Formula One world champion Lewis Hamilton achieved a long-time ambition by paying his respects to boyhood idol Ayrton Senna at the Brazilian's grave.
The 24-year-old McLaren driver told reporters he had gone to Sao Paulo's Morumbi cemetery on Wednesday, the day he arrived in Brazil, to see the triple world champion's final resting place.
"It was good but there were a couple of other people there so it wasn't a private kind of thing. I was there for five minutes maximum and then I left," Hamilton said at the Interlagos circuit.
"It is very simple, just a plaque. For me it was special," added the Briton, who shares Senna's Catholic faith as well as driving for the team that took the Brazilian to his titles in 1988, 1990 and 1991.
"I'd wanted to do it for the last two years but I was being followed and all kinds.
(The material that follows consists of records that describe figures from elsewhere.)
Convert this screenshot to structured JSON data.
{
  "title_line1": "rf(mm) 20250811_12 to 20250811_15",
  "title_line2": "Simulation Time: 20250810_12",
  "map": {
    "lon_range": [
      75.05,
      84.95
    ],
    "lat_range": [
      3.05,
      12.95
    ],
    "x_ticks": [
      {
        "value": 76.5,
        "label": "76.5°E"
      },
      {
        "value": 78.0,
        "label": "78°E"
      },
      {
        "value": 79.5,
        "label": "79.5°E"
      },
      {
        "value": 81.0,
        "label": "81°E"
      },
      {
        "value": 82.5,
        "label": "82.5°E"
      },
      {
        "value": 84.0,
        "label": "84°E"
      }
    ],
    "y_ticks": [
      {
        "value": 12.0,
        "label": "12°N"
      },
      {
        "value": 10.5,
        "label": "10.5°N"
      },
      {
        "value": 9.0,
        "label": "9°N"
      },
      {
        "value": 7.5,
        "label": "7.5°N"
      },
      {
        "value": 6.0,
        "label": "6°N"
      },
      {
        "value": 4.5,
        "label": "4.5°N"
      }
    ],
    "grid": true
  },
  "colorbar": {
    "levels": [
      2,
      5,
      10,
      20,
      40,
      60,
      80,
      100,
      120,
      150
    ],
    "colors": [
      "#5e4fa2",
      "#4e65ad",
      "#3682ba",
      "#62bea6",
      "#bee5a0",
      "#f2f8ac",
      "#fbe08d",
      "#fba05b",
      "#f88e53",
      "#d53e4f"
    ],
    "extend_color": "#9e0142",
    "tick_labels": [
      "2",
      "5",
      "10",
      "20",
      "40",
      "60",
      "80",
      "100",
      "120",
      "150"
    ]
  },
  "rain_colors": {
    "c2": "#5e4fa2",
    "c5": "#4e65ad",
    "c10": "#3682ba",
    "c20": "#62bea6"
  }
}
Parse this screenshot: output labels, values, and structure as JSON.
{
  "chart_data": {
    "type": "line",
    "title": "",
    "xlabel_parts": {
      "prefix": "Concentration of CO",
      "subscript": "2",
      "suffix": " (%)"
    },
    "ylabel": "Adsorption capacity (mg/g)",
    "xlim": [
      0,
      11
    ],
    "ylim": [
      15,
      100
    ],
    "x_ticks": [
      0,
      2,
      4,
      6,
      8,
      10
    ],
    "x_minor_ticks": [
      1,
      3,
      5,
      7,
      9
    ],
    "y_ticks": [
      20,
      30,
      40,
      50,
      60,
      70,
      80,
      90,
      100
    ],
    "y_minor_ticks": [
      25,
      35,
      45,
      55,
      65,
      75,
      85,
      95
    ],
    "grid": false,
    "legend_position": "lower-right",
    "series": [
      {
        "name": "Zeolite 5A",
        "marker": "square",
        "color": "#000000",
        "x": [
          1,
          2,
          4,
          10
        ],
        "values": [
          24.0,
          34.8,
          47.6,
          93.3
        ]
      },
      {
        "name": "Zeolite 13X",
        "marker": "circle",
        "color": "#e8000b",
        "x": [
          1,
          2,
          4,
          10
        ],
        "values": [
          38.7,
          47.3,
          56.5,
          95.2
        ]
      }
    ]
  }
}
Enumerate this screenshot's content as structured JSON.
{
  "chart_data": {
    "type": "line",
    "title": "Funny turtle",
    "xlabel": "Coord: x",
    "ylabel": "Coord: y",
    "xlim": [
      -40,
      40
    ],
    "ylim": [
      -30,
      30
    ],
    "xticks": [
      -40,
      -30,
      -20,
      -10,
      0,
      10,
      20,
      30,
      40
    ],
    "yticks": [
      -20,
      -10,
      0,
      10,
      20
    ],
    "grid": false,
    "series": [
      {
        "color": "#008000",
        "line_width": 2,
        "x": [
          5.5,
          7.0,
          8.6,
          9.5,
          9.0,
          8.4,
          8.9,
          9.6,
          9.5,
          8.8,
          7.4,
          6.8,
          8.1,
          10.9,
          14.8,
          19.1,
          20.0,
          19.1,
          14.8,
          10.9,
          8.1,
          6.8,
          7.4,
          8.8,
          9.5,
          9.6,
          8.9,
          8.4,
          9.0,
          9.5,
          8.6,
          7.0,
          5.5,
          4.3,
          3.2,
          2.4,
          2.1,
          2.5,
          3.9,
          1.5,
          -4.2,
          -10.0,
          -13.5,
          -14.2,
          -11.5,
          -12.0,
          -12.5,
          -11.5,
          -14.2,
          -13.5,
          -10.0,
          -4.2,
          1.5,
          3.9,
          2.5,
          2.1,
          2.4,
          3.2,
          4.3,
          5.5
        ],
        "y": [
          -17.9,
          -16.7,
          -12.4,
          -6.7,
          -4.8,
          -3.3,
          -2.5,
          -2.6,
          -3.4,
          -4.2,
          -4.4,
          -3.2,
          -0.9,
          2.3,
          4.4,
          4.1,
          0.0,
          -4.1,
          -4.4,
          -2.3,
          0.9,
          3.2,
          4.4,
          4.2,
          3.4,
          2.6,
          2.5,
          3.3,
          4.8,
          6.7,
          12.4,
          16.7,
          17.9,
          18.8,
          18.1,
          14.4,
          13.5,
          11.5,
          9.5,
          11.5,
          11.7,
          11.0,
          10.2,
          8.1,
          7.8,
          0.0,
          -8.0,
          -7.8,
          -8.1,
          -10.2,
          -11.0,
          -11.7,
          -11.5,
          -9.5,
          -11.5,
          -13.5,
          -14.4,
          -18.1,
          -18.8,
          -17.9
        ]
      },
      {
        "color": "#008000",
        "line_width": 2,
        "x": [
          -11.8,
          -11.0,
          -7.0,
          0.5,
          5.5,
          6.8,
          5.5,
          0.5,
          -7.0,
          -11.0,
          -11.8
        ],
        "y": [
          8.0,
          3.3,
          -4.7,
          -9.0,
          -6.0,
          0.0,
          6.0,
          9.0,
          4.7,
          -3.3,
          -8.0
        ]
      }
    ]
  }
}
I wasn't (this time), I don't think I was at least."
Hamilton had hoped to visit the grave last year, when he was locked in a title battle with Brazilian Felipe Massa, but was unable to break away from the constant media attention.
This year, with his campaign faltering early in the season when it became apparent his McLaren was well off the pace, he has had more freedom of movement.
"Every time I come here I feel a different emotion," Hamilton said last year. "I think it's because he (Senna) meant so much to me ... when I was younger and coming up through the ranks. I can feel his presence.
"I don't aim to be or believe anyone can be another Ayrton Senna. He was one of a kind. But I aim to try and make him proud and be as good as he was one day."
Senna died at the San Marino Grand Prix in 1994.